In the case of the rectangular specimen, the forces acting on the fiber mesh when pressing the resin dough act perpendicular to the surface of the mesh. These forces nail-stabilize the mesh on the surface of the resin (Figure 9).

Figure 9. Forces acting on the mesh in a rectangular specimen.

Figure 10. Analysis of forces acting on a mesh in a complete denture specimen.

In the case of complete denture specimens, the vertical force F (compressive force) acting on the lateral surfaces (inclined planes) of the residual ridges (labial and buccal) is broken down into two components. The Fv is vertical to the surface of the ridge, whereas the other component Fp is parallel to the ridge surface. If angle ϕ is assumed to be the slope of the plane, then the parallel component is equal to the product of the sine of the angle ϕ to the vertical component (Figure 10).
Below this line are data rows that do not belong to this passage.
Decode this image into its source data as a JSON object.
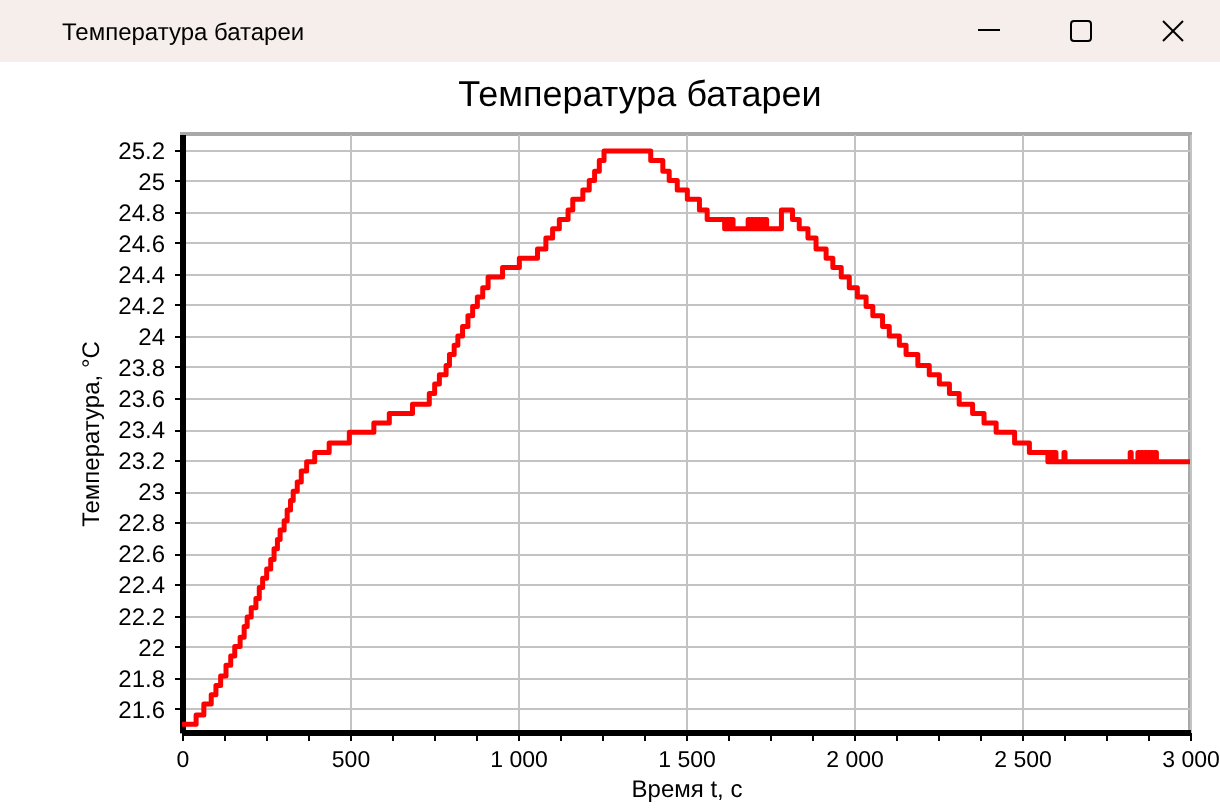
{
  "chart_data": {
    "type": "step",
    "title": "Температура батареи",
    "xlabel": "Время t, с",
    "ylabel": "Температура, °C",
    "annotations": [
      "Температура батареи"
    ],
    "x": [
      0,
      42,
      65,
      87,
      101,
      115,
      131,
      145,
      157,
      173,
      185,
      194,
      206,
      220,
      230,
      240,
      252,
      264,
      274,
      284,
      292,
      304,
      313,
      323,
      331,
      343,
      355,
      371,
      395,
      438,
      498,
      571,
      617,
      686,
      736,
      752,
      766,
      786,
      796,
      810,
      821,
      835,
      851,
      865,
      879,
      895,
      911,
      954,
      1004,
      1058,
      1083,
      1103,
      1123,
      1149,
      1163,
      1193,
      1212,
      1228,
      1242,
      1256,
      1395,
      1431,
      1450,
      1474,
      1504,
      1540,
      1563,
      1615,
      1620,
      1624,
      1628,
      1632,
      1636,
      1640,
      1685,
      1690,
      1695,
      1700,
      1705,
      1710,
      1715,
      1720,
      1725,
      1730,
      1735,
      1740,
      1784,
      1817,
      1837,
      1863,
      1887,
      1917,
      1937,
      1962,
      1986,
      2010,
      2036,
      2056,
      2085,
      2105,
      2135,
      2155,
      2190,
      2224,
      2254,
      2284,
      2313,
      2353,
      2387,
      2423,
      2478,
      2522,
      2577,
      2581,
      2585,
      2589,
      2593,
      2597,
      2601,
      2625,
      2628,
      2822,
      2825,
      2845,
      2850,
      2855,
      2860,
      2865,
      2870,
      2875,
      2880,
      2885,
      2890,
      2895,
      2900,
      3000
    ],
    "values": [
      21.5,
      21.56,
      21.63,
      21.69,
      21.75,
      21.81,
      21.88,
      21.94,
      22,
      22.06,
      22.13,
      22.19,
      22.25,
      22.31,
      22.38,
      22.44,
      22.5,
      22.56,
      22.63,
      22.69,
      22.75,
      22.81,
      22.88,
      22.94,
      23,
      23.06,
      23.13,
      23.19,
      23.25,
      23.31,
      23.38,
      23.44,
      23.5,
      23.56,
      23.63,
      23.69,
      23.75,
      23.81,
      23.88,
      23.94,
      24,
      24.06,
      24.13,
      24.19,
      24.25,
      24.31,
      24.38,
      24.44,
      24.5,
      24.56,
      24.63,
      24.69,
      24.75,
      24.81,
      24.88,
      24.94,
      25,
      25.06,
      25.13,
      25.19,
      25.13,
      25.06,
      25,
      24.94,
      24.88,
      24.81,
      24.75,
      24.69,
      24.75,
      24.69,
      24.75,
      24.69,
      24.75,
      24.69,
      24.75,
      24.69,
      24.75,
      24.69,
      24.75,
      24.69,
      24.75,
      24.69,
      24.75,
      24.69,
      24.75,
      24.69,
      24.81,
      24.75,
      24.69,
      24.63,
      24.56,
      24.5,
      24.44,
      24.38,
      24.31,
      24.25,
      24.19,
      24.13,
      24.06,
      24,
      23.94,
      23.88,
      23.81,
      23.75,
      23.69,
      23.63,
      23.56,
      23.5,
      23.44,
      23.38,
      23.31,
      23.25,
      23.19,
      23.25,
      23.19,
      23.25,
      23.19,
      23.25,
      23.19,
      23.25,
      23.19,
      23.25,
      23.19,
      23.25,
      23.19,
      23.25,
      23.19,
      23.25,
      23.19,
      23.25,
      23.19,
      23.25,
      23.19,
      23.25,
      23.19,
      23.19
    ],
    "color": "#ff0000",
    "xlim": [
      0,
      3000
    ],
    "ylim": [
      21.45,
      25.3
    ],
    "xticks": [
      0,
      {
        "value": 125,
        "label": null
      },
      {
        "value": 250,
        "label": null
      },
      {
        "value": 375,
        "label": null
      },
      500,
      {
        "value": 625,
        "label": null
      },
      {
        "value": 750,
        "label": null
      },
      {
        "value": 875,
        "label": null
      },
      {
        "value": 1000,
        "label": "1 000"
      },
      {
        "value": 1125,
        "label": null
      },
      {
        "value": 1250,
        "label": null
      },
      {
        "value": 1375,
        "label": null
      },
      {
        "value": 1500,
        "label": "1 500"
      },
      {
        "value": 1625,
        "label": null
      },
      {
        "value": 1750,
        "label": null
      },
      {
        "value": 1875,
        "label": null
      },
      {
        "value": 2000,
        "label": "2 000"
      },
      {
        "value": 2125,
        "label": null
      },
      {
        "value": 2250,
        "label": null
      },
      {
        "value": 2375,
        "label": null
      },
      {
        "value": 2500,
        "label": "2 500"
      },
      {
        "value": 2625,
        "label": null
      },
      {
        "value": 2750,
        "label": null
      },
      {
        "value": 2875,
        "label": null
      },
      {
        "value": 3000,
        "label": "3 000"
      }
    ],
    "yticks": [
      21.6,
      21.8,
      22,
      22.2,
      22.4,
      22.6,
      22.8,
      23,
      23.2,
      23.4,
      23.6,
      23.8,
      24,
      24.2,
      24.4,
      24.6,
      24.8,
      25,
      25.2
    ],
    "grid": true
  }
}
The following equation holds:

F p = sin ( ϕ ) × F

Τhe vertical components (Fv) are neutralized by the surface resistance of the cast (action equals reaction). It is obvious that all parallel components of the left side give a resultant parallel force, while, in the same way, a total parallel force is created on the right (lip) side of the ridge. In practice, the resultant parallel force of one side is never equal to the resultant parallel force of the other side. For this reason, the parallel resultant force causes of mesh slippage when pressing the resin dough. As a result, the mesh slips toward the side with the largest resultant parallel force. The greater the slope of the ridge surface, the greater the parallel component and the greater the possibility of the slippage phenomenon occurring. At the top of the ridge where angle ϕ equals zero, sin (ϕ) equals zero and the parallel component vanishes.

The proposed method shapes the fiber mesh into the shape of the upper edentulous jaw, creating a hard perimeter on the mesh. The resulting benefits are as follows:

1) The shape of the mesh remains stable when packing the acrylic dough.

2) A relation of positive to negative (male to female) is created between the cast and the fiber mesh. This relation ensures the mesh is incorporated precisely and securely into the denture base and avoids the slippage phenomenon.

By comparing the proposed method with existing ones, it is evident that the former creates meshes with a stable immobilizing shape, leading to precise incorporation. Meshes with a stable shape could be produced by the method of stoppers applied either in the case of stoppers method or the case of the metallic mesh [7 , 16]. The difference is that, in the stoppers method, extra equipment is necessary. In particular, additional materials and devices are needed such as a special vacuum device, air compressor, photopolymerization device and pre-impregnated fibers or liquid photopolymerizable resin. In the present method, none of the above is needed except a small amount of silicone impression putty and a small amount of self-polymerizing resin with infinitesimal cost. Ιn addition, the present method uses dry fibers which are wetted during the incorporation process. This increases the range of type of fibers that can be used, since only glass and polyethylene fibers are commercially available pre-impregnated. The methods of spacer and sandwich do not ensure the stabilization and immobilization of the meshes, as they do not have the fixed shape of the cast as they remain soft and flexible, and, they are therefore prone to the action of sliding forces [5 , 7 , 12 - 15].

Α possible side effect of the present method may be the incomplete impregnation of dry fibers, which are not commercially available as pre-impregnated fibers.

7. CONCLUSIONS

1) With the proposed method, the fiber mesh acquires the clear shape of the upper jaw cast due to a thin filament of self-polymerizing resin at the perimeter.

2) When placing the shaped mesh on the cast, a positive-negative relationship is created between them (mesh and cast), ensuring that the precise and secure mesh incorporation has taken place.

3) The proposed method is fast and economical and does not need extra equipment.

Conflicts of Interest

The authors declare no conflicts of interest.